Migrating From Apache Oozie To Airflow

Migrating From Apache Oozie To Airflow

The following blog post was inspired by Astronomer's webinar on how to migrate from Oozie to Airflow by Ben Spivey and Dylan Storey.

Many enterprises are looking to migrate from Apache Oozie to Airflow. For those who may not know, Apache Oozie is an established open-source workflow scheduler system designed to manage Hadoop jobs. In contrast, Apache Airflow is an open-source platform that enables users to programmatically author, schedule, and monitor workflows. Airflow is written in Python and employs directed acyclic graphs (DAGs) to define workflows.

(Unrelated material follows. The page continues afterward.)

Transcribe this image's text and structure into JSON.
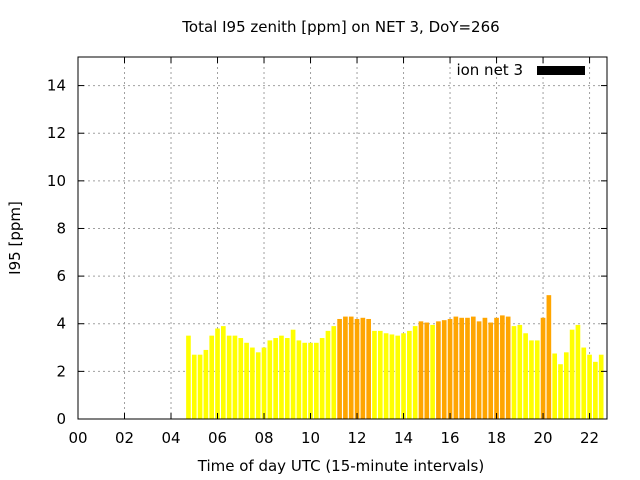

What is driving this shift towards Apache Airflow? Below, I have highlighted some key pain points associated with Oozie that contribute to this migration trend:

Declining Community Support

Oozie is tightly integrated with the Hadoop ecosystem. In the past, Oozie has been the go-to for orchestrating Hadoop jobs like MapReduce, Hive, and Pig. However, its open-source community support has seen better days. A quick glance at the commit activity on GitHub suggests a decline in community engagement.

Oozie commit activity graph

XML Workflows

Oozie workflows are XML-based, which can be cumbersome and error-prone to edit manually compared to modern orchestrators like Airflow which leverage Python to do this.

Counter Intuitive Workflow Definition

Oozie requires explicit Start, End, and Kill nodes, while Airflow's Directed Acyclic Graph (DAG) definition implies workflow structure. This fundamental difference showcases Airflow's intuitive design.


Airflow is designed with modern data engineering and data science in mind, supporting a wider array of workloads beyond Hadoop. It's quickly become the industry standard for data orchestration, thanks to its flexible, code-first approach.

In contrast to Oozie, the project boasts a thriving open-source community, as seen in the bustling commit activity on GitHub.

Airflow commit activity graph


The fact that Airflow's Workflows are defined in Python makes them intuitive to work with offering the benefits of a full programming language that is both powerful and human-friendly.

Airflow also has managed cloud services like GCP CloudCompose, Astronomer and AWS MWAA


Furthermore, testing and QA are streamlined with Airflow, allowing for parallel, isolated testing environments, making it easier to validate data correctness and performance before promoting to production.

The transition from Oozie to Airflow is not just a change of tools; it's an upgrade to a more sustainable, community-driven, and developer-friendly platform.